Le festival marseillais 'les musiques' s'ouvrait cette année avec la création du monodrame 'Papillon Noir' de Yann Robin, au Théâtre de la Criée. L'oeuvre explore un univers résolument sombre: une femme, seule, rentre chez elle après avoir subi un accident de voiture. Entre la vie et la mort, sa mémoire et ses émotions se troublent et des bribes de pensées inconscientes, désordonnées, émergent en un flot continu, récité par la voix de la soprano Élise Chauvin. Le texte de Yannick Haenel étire à l'infini les pensées qu'on suppose n'avoir duré qu'un instant, après l'accident fatal...

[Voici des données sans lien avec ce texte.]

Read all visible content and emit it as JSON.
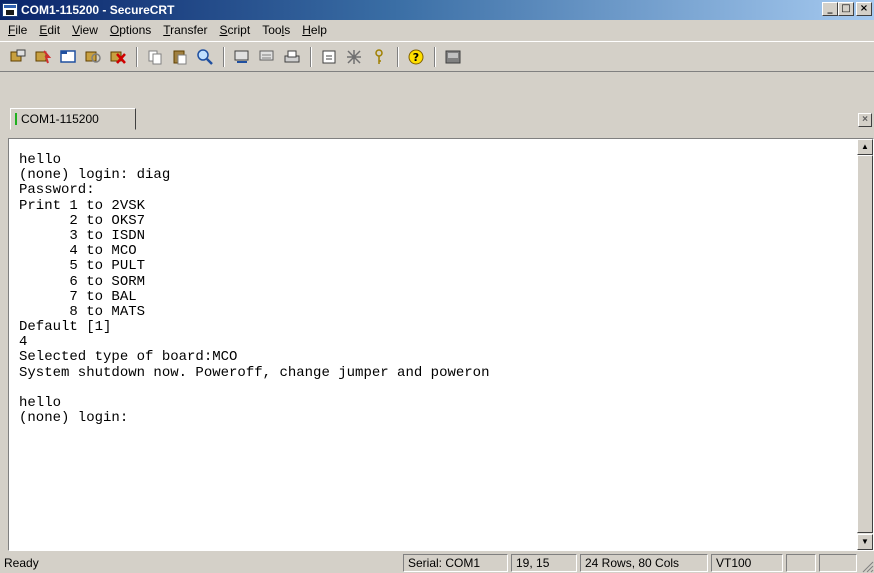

La musique de Yann Robin, par sa virtuosité instrumentale, épouse à merveille le propos littéraire: le langage du compositeur "saturationiste" sculpte un matériau grave, rugueux, quasi suffocant, sans presque aucune éclaircie. Il parvient néanmoins, dans cette obscurité, à convier une grande variété de timbres, d'images et de dynamiques. L'esthétique bruitiste s’entend particulièrement dans l'ensemble instrumental "Multilatérale", fondé par le compositeur, ainsi que dans les voix de l'ensemble "Métaboles". L'amplification, ici réalisée par l'équipe du GMEM, permet de détailler les moindres inflexions de chaque interprète, et de projeter ainsi vers l'auditoire une infinité de sons qu'on ne pourrait autrement entendre qu'en penchant l'oreille sur

l'instrument.

Dans cette oeuvre incontestablement réussie, l'omniprésence de la mort, de la folie, les visions de cauchemar et tourments observées et ressenties par cette femme ne sont pas sans rappeler les figures d'Elektra de Strauss ou encore d'Erwartung de Schoënberg.